Le Domaine Pommery, propriété au sud-est de Reims sur les Hauts de la butte Saint-Niçaise, a été édifié en tant qu’ambassadeur du prestige de la marque. Donjons, crénelages, tourelles, briques et enduit bleu, les édifices empruntent au style Tudor les éléments les plus pittoresques. Le domaine construit à partir de 1868, à l’initiative de Louise Pommery (1819-1890) l’une des grandes figures féminines de la Champagne, offre le spectacle extravagant d’un château élisabéthain au cœur du pays rémois. La veuve qui donna à la petite maison de champagne transmise par son époux sa dimension internationale fut une femme d’affaires visionnaire, une avant-gardiste dotée d’un instinct très sûr pour l’innovation doublé d’un sens aigu de la communication. Près de cent-cinquante ans plus tard, l’ensemble architectural chamarré frappe toujours d’étonnement les visiteurs. Inoubliable, il agit en effet d’annonce, attire l’attention, pique la curiosité. Et la clientèle britannique, essentielle en son temps au développement de la marque, s’y sent comme à la maison. Au-delà de sa fonction de représentation, le domaine Pommery assume ses qualités de lieu vivant, pôle d’administration, de production, centre de stockage, de distribution et de recherche. Etabli au cœur des Coteaux, Maison et Caves de Champagne inscrits sur la liste du patrimoine mondial de l’Unesco, il incarne également la dimension patrimoniale de la marque. Les visites guidées à travers les sites iconiques, des spectaculaires cuveries aux splendides crayères gallo-romaines devenues les caves de la maison, proposent de mieux appréhender l’histoire et la philosophie de l’un des grands noms de la région. Paul-François Vranken, PDG du groupe Vranken-Pommery-Monopole propriétaire depuis 2002 de la Maison Pommery, et son épouse, Nathalie Vranken, directrice marketing et responsable du mécénat ont souhaité célébrer cette image de modernité, l’esprit d’initiative ancré dans l’héritage de Louise Pommery. Ils poursuivent l’oeuvre de philanthropie et de mécénat artistique initiée par la célèbre veuve. Chaque année depuis 2003, les caves sont transfigurés le temps d'une monumentale exposition d'art contemporain, Expérience Pommery. Retrouvez tous les détails de la Quinzième édition ici.

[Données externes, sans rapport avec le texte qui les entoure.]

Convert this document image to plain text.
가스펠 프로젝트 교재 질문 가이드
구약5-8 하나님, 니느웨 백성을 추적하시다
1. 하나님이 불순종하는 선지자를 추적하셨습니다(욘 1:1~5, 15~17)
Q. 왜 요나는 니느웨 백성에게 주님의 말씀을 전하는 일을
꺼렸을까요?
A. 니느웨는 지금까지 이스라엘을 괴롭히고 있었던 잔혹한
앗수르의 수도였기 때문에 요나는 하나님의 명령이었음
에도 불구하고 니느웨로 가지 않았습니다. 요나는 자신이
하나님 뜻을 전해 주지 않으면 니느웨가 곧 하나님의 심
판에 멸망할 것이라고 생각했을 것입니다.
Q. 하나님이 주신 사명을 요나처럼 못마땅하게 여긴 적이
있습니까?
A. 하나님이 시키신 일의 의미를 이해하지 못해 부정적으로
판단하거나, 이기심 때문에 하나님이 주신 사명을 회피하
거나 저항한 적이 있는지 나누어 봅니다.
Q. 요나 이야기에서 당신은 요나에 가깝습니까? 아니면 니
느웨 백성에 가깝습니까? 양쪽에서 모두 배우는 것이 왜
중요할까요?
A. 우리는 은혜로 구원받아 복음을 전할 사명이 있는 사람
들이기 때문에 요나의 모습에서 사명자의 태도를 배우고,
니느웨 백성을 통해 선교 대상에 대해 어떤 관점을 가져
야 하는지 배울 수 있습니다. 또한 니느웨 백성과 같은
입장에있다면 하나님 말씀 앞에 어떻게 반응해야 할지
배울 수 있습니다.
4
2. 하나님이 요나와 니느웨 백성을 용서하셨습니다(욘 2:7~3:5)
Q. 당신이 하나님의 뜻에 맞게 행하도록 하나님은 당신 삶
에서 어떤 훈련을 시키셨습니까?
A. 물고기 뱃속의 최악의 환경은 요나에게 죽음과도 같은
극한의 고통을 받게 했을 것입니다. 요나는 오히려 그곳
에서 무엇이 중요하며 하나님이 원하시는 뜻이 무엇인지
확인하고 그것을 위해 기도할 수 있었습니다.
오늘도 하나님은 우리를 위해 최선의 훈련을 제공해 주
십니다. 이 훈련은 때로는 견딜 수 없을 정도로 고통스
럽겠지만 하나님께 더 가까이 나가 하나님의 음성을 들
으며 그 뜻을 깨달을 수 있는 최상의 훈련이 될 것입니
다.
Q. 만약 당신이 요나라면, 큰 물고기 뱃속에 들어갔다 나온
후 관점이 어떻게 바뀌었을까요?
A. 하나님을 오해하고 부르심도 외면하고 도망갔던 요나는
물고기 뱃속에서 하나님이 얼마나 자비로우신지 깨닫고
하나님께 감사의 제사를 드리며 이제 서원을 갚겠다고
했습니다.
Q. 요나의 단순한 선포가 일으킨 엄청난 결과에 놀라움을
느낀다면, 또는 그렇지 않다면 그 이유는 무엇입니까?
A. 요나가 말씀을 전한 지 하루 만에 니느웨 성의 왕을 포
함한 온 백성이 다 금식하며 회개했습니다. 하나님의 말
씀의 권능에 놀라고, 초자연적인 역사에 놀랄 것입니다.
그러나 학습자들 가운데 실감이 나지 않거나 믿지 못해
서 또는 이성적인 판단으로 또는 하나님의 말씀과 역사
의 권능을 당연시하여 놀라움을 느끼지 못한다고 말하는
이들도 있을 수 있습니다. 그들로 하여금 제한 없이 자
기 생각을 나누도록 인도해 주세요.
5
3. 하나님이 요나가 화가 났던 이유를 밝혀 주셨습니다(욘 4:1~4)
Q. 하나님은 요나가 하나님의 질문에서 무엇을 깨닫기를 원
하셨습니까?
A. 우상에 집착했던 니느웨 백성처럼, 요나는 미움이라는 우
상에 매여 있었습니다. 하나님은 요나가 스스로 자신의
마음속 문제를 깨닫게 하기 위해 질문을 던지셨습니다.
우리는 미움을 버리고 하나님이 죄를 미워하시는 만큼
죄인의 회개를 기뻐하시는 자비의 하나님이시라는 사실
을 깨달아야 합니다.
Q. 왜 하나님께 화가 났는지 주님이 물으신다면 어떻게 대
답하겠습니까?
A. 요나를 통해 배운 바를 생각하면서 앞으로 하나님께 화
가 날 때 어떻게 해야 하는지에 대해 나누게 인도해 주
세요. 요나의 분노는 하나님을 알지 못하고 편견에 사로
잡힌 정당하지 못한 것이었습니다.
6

L’histoire de la Maison de Champagne Pommery est liée à la destinée d’une femme exceptionnelle. Jeanne Alexandrine Louise Mélin a vingt ans lorsqu’elle épouse en 1839 Alexandre Louis Pommery (1811-1858), négociant en laine. Le couple a deux enfants, Louis en 1847 et Louise en 1851. En 1856, Alexandre Louis Pommery se reconvertit dans le commerce du vin et s’associe à Narcisse Greno dans une modeste maison de Champagne, qui prend le nom de Pommery & Greno. Elle produit alors moins de 100 000 bouteilles par an. Alexandre Louis Pommery décède précocement en 1858. Prenant pour modèle Barbe-Nicole Clicquot-Ponsardin, la Veuve Pommery reprend les rênes de la société. Soutenue dans son action, tout d’abord par l’associé originel de son mari, Narcisse Greno, puis par Henry Vasnier gestionnaire inspiré et Adolphe Hubinet agent commercial sur les marchés internationaux recruté en 1861, elle démontre un sens aigu des affaires. Grâce à l’inventivité de Louise Pommery, la maison s’impose comme l’une des plus importantes de Champagne, portant sous son égide la production à deux millions de bouteilles par an. A la réussite commerciale de la Maison Pommery s'ajoutent une vision unique du vin et une saine ambition de rivaliser avec les plus grands noms. Au cours de la seconde moitié du XIXème, Pommery s’établit comme l’un des acteurs majeurs du négoce de champagne puis parvient à la consécration grâce à ses audaces innovantes telles que le développement des vins extra-secs.

Louise Pommery accède à la tête de cette maison au cours d'une période charnière pour le commerce du champagne. De 1860 à 1870, elle choisit de mener une politique d'expansion tournée vers l’international. En 1866, la maison est rebaptisée Veuve Pommery & Fils lorsque Louis Pommery fils rejoint sa mère dans la gestion des affaires. L’entregent d’Hubinet fait progresser les vins Pommery sur le marché anglais notamment en adaptant le champagne au goût de cette clientèle qui marque une préférence pour les élixirs extra-secs. En 1874, la Maison Pommery présente le premier champagne Brut de l’histoire. L’engouement est immédiat. La demande explose tandis que la marque établit une réputation mondiale grâce aux Britanniques.

La Maison Pommery s’affirme et déploie une nouvelle emprise sur le commerce du vin de Champagne. A la fois référence et précurseur de tendances, elle assoit son statut d’autorité tout en participant à la diffusion d’un savoir-faire, celui des vins extra-secs. Son réseau d’agences à l’international s’étend. Les perspectives s’ouvrent tandis que la réputation se pérennise. Le développement des affaires soutient le capital acquis. Louise Pommery fait l’acquisition en 1868 d’un domaine au cœur de Reims. La marque a besoin d’un écrin prestigieux qui séduise et fasse rêver, un véritable château. Le chantier débute en 1869. Il faudra près de huit ans de travaux afin d’achever une version liminaire du domaine qui évoluera jusqu’en 1910. Afin de flatter le marché anglo-saxon, de séduire l’importante clientèle britannique, Louise Pommery choisit de faire construire les premiers édifices dans un style élisabéthain typique de la campagne anglaise mais fort surprenant sur les hauteurs de la butte Saint-Niçaise. Le premier cellier, le cellier Carnot qui désormais centralise l’accueil des visiteurs, se veut la réplique pittoresque d’un châtelet Tudor. Génie de la communication.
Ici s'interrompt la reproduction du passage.